À ce propos, a-t-on suffisamment relevé que la plupart des victimes sont turques ? La Turquie, dans les années 1930, est aussi le pays qui a accueilli nombre d'intellectuels juifs allemands persécutés, qui, pendant les années noires, a autorisé le passage de militants sionistes fuyant l'Europe pour la Palestine, et qui a été longtemps le seul Etat musulman à reconnaître Israël. Osons espérer que nulles « représailles » ne viendront toucher, désormais, les 20 000 juifs qui y vivent encore.

Le J-Call saura-t-il condamner l'égarement d'Israël ?

Ce 31 mai est une épreuve test pour le collectif « J-Call », ce mouvement né d'un « Appel à la raison » lancé il y a peu par des juifs européens qui, bien qu'attachés à Israël, entendent exercer leur droit de libre critique de la politique de ses gouvernants. J-Call saura-t-il se démarquer clairement et courageusement des positions radicales d'institutions juives comme le Conseil représentatif des instituions juives de France (CRIF), attachées à Israël de façon nombriliste et prêtes à tout admettre de lui, y compris le pire ?

Certains d'entre nous ont signé cet appel, malgré leurs réserves. J-Call tiendra-t-il ses promesses ? Agira-t-il sans délai ? Condamnera-t-il, sans réserve, lui, ce qui est arrivé ? Exigera-t-il l'ouverture immédiate d'une enquête internationale indépendante ?

L'heure est grave pour toutes les organisations juives de la diaspora. Au nom des morts de la flottille, victimes de l'impunité israélienne, au nom de l'histoire que nous portons, nous, juifs de la diaspora et d'Israël, pour que les souffrances des Palestiniens puissent prendre fin, et qu'un Etat palestinien puisse enfin voir le jour, recouvrons notre simple humanité et disons non à l'égarement d'Israël.
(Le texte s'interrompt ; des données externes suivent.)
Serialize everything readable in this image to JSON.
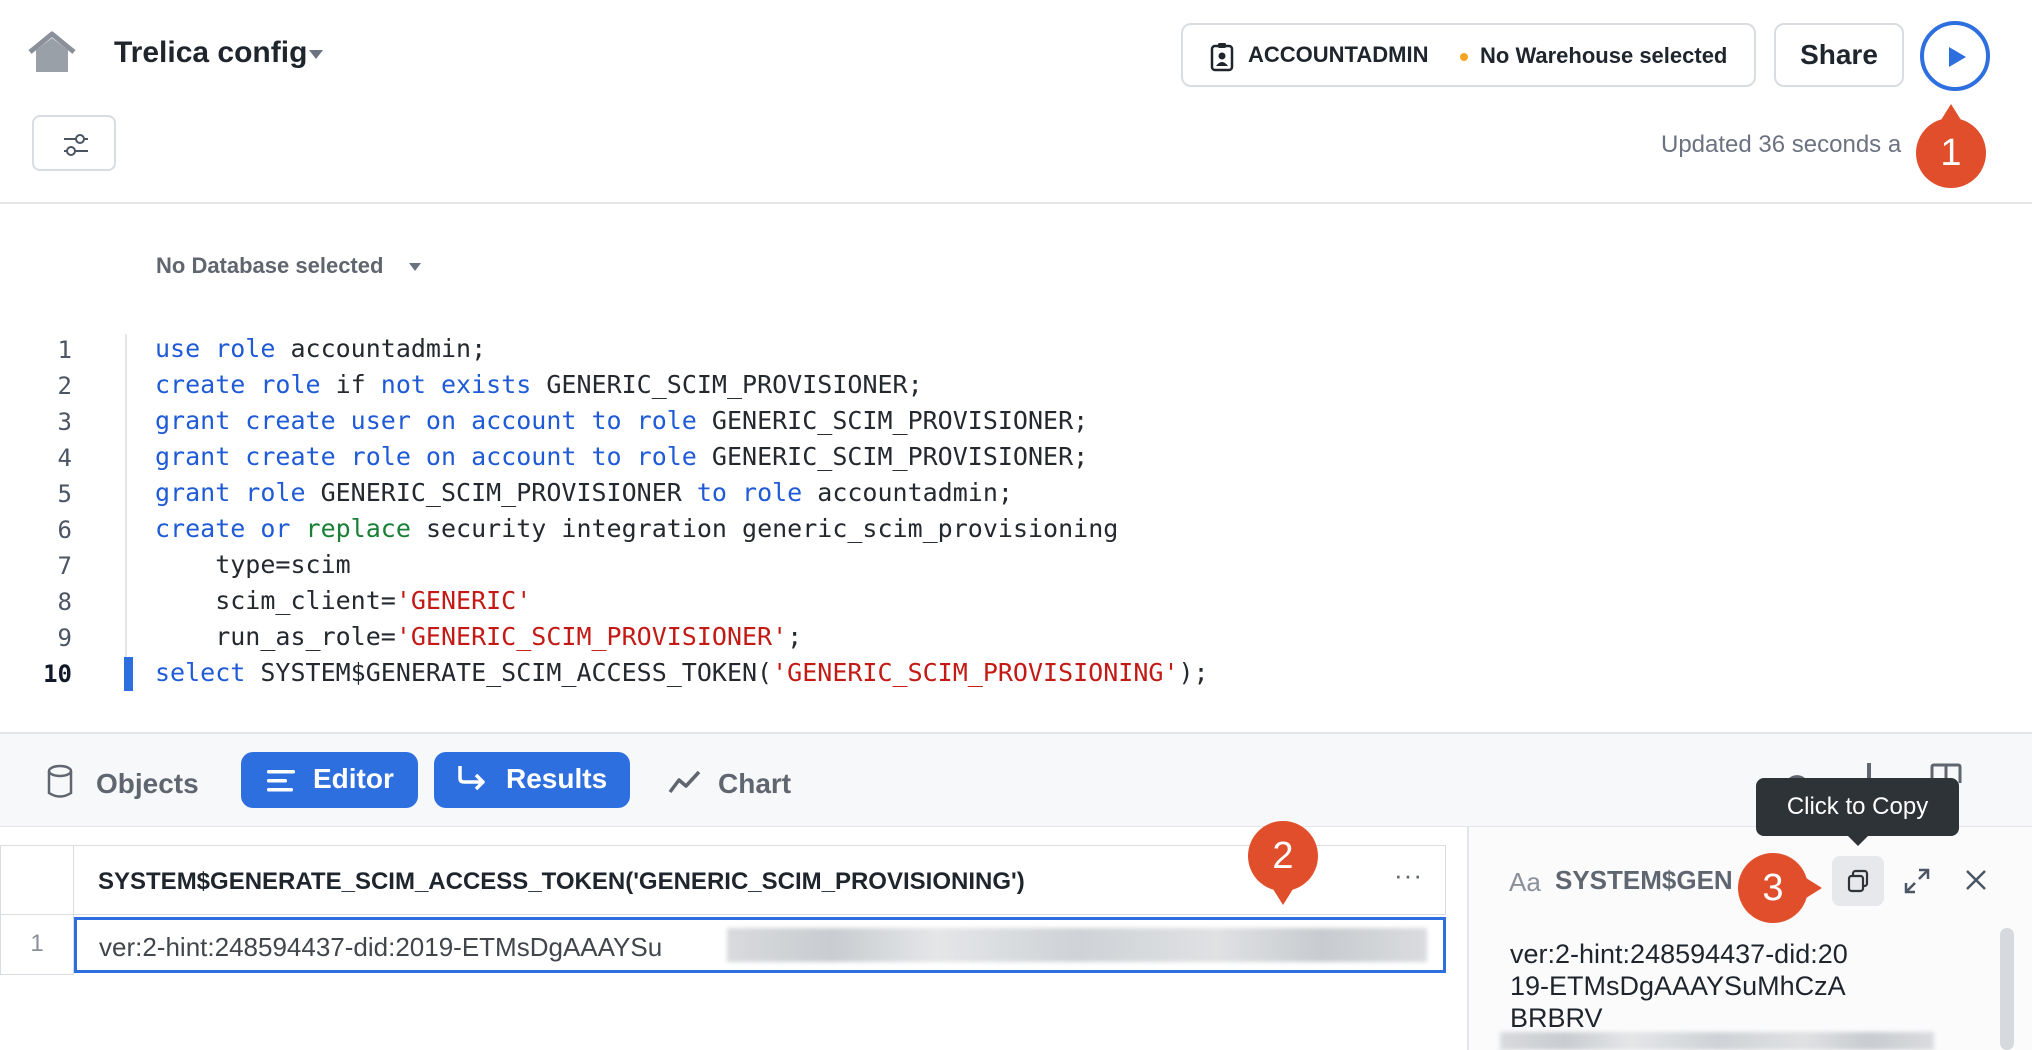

Esther Benbassa a récemment publié  Etre juif après Gaza (CNRS Editions, 2009) et Dictionnaire des racismes, de l'exclusion et des discriminations  (Larousse, 2010).

 

 

 

14:48 Publié dans ACTUALITE | Lien permanent | Commentaires (6)

Commentaires

Merci à Esther Benbassa pour son courage, et merci à vous d'avoir publié ce texte ...
Cela change de ce que l'on voit sur certains blogs évangéliques très "sionistes", où l'amour pour le peuple juif se confond souvent avec un soutien absolument inconditionnel à tout ce que fait l'état d'Israël, la moindre critique étant vite taxée d'antisémitisme .. je le regrette d'autant plus que je suis moi-même évangélique, et que je n'approuve pas ce soutien inconditionnel à Israël, qui amènent ces chrétiens sionistes à se moquer totalement du sort des Palestiniens enfermés à Gaza, et qui ne peuvent plus se nourrir ou se soigner correctement ... Palestiniens parmi lesquels se trouvent aussi des chrétiens, mais leur sort n'a pas l'air de préoccuper beaucoup certains autres chrétiens ....
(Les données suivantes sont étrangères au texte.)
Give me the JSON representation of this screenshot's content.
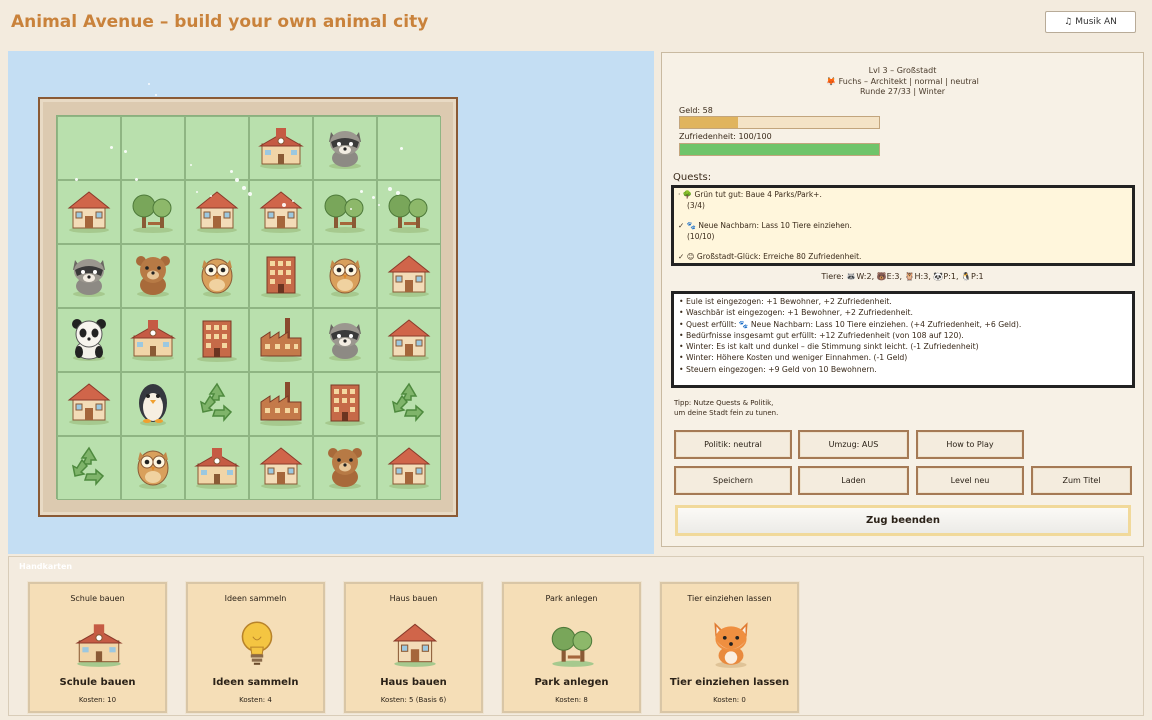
{
  "header": {
    "title": "Animal Avenue – build your own animal city",
    "music_label": "Musik AN",
    "music_icon": "music-note-icon"
  },
  "board": {
    "rows": [
      [
        "empty",
        "empty",
        "empty",
        "school",
        "raccoon",
        "empty"
      ],
      [
        "house",
        "park",
        "house",
        "house",
        "park",
        "park"
      ],
      [
        "raccoon",
        "bear",
        "owl",
        "apartment",
        "owl",
        "house"
      ],
      [
        "panda",
        "school",
        "apartment",
        "factory",
        "raccoon",
        "house"
      ],
      [
        "house",
        "penguin",
        "recycling",
        "factory",
        "apartment",
        "recycling"
      ],
      [
        "recycling",
        "owl",
        "school",
        "house",
        "bear",
        "house"
      ]
    ]
  },
  "status": {
    "level_line": "Lvl 3 – Großstadt",
    "role_line": "🦊 Fuchs – Architekt | normal | neutral",
    "round_line": "Runde 27/33 | Winter",
    "money_label": "Geld: 58",
    "money_fraction": 0.29,
    "money_color": "#e0b45e",
    "happiness_label": "Zufriedenheit: 100/100",
    "happiness_fraction": 1.0,
    "happiness_color": "#6fc46a"
  },
  "quests": {
    "label": "Quests:",
    "items": [
      {
        "prefix": "·",
        "text": "🌳 Grün tut gut: Baue 4 Parks/Park+.",
        "sub": "(3/4)"
      },
      {
        "prefix": "✓",
        "text": "🐾 Neue Nachbarn: Lass 10 Tiere einziehen.",
        "sub": "(10/10)"
      },
      {
        "prefix": "✓",
        "text": "😊 Großstadt-Glück: Erreiche 80 Zufriedenheit.",
        "sub": ""
      }
    ]
  },
  "animals_line": "Tiere: 🦝W:2, 🐻E:3, 🦉H:3, 🐼P:1, 🐧P:1",
  "log": [
    "• Eule ist eingezogen: +1 Bewohner, +2 Zufriedenheit.",
    "• Waschbär ist eingezogen: +1 Bewohner, +2 Zufriedenheit.",
    "• Quest erfüllt: 🐾 Neue Nachbarn: Lass 10 Tiere einziehen. (+4 Zufriedenheit, +6 Geld).",
    "• Bedürfnisse insgesamt gut erfüllt: +12 Zufriedenheit (von 108 auf 120).",
    "• Winter: Es ist kalt und dunkel – die Stimmung sinkt leicht. (-1 Zufriedenheit)",
    "• Winter: Höhere Kosten und weniger Einnahmen. (-1 Geld)",
    "• Steuern eingezogen: +9 Geld von 10 Bewohnern."
  ],
  "tip": [
    "Tipp: Nutze Quests & Politik,",
    "um deine Stadt fein zu tunen."
  ],
  "buttons": {
    "policy": "Politik: neutral",
    "move": "Umzug: AUS",
    "howto": "How to Play",
    "save": "Speichern",
    "load": "Laden",
    "newlevel": "Level neu",
    "totitle": "Zum Titel",
    "endturn": "Zug beenden"
  },
  "hand": {
    "label": "Handkarten",
    "cards": [
      {
        "title": "Schule bauen",
        "name": "Schule bauen",
        "cost": "Kosten: 10",
        "icon": "school"
      },
      {
        "title": "Ideen sammeln",
        "name": "Ideen sammeln",
        "cost": "Kosten: 4",
        "icon": "lightbulb"
      },
      {
        "title": "Haus bauen",
        "name": "Haus bauen",
        "cost": "Kosten: 5 (Basis 6)",
        "icon": "house"
      },
      {
        "title": "Park anlegen",
        "name": "Park anlegen",
        "cost": "Kosten: 8",
        "icon": "park"
      },
      {
        "title": "Tier einziehen lassen",
        "name": "Tier einziehen lassen",
        "cost": "Kosten: 0",
        "icon": "fox"
      }
    ]
  }
}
Écrit par : Françoise | 01/06/2010

Je pense que devant l'injustice c'est avant tout l'être humain avant tout que l'on se doit de défendre, par delà les croyances...
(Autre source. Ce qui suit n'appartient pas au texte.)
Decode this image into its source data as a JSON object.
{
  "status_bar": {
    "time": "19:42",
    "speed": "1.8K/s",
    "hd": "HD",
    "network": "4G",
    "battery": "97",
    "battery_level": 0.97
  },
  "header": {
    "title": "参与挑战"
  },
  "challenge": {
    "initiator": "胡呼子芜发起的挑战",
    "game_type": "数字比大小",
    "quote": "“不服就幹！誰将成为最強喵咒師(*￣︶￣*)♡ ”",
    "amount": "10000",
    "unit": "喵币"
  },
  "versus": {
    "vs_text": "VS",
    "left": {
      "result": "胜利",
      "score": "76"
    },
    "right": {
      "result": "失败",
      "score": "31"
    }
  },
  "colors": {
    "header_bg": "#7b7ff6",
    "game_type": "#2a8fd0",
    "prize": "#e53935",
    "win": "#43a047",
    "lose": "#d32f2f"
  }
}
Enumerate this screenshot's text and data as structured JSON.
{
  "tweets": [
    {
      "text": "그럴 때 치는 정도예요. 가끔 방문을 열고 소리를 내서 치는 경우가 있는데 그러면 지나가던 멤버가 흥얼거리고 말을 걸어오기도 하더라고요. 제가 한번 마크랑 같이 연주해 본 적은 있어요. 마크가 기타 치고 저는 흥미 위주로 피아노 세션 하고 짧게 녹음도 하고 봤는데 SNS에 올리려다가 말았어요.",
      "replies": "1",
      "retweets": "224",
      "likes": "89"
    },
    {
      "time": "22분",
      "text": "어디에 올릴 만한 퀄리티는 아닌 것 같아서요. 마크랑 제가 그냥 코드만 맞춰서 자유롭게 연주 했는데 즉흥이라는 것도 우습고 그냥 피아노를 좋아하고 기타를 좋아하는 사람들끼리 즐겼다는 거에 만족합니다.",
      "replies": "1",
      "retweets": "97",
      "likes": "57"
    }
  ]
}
Écrit par : leila | 02/06/2010

Oui Leila, je suis d'accord avec vous ..

Écrit par : Françoise | 02/06/2010

Bonjour,
tout-à-fait d'accord sur l'indignation, mais trois points dans le texte sont un peu rapides, surtout de la part d'une historienne.

1) L'état turc, depuis Kemal Attaturk, n'est pas un État musulman, mais laïc, ou alors la France est un État catholique.
L'état d'Israël, en revanche s'autoproclame État juif.

2) Il me semble que jamais la politique israélienne ne s'est souciée de son impact négatif sur l'antisémitisme dans le monde. Je dirais même qu'il est malheureusement de son intérêt que cet antisémitisme perdure. Cet antisémitisme occidental et chrétien qui est la justification historique de l'Etat d'Israël, et que la politique israélienne s'est évertuée depuis soixante deux ans à transmettre au monde dit arabe.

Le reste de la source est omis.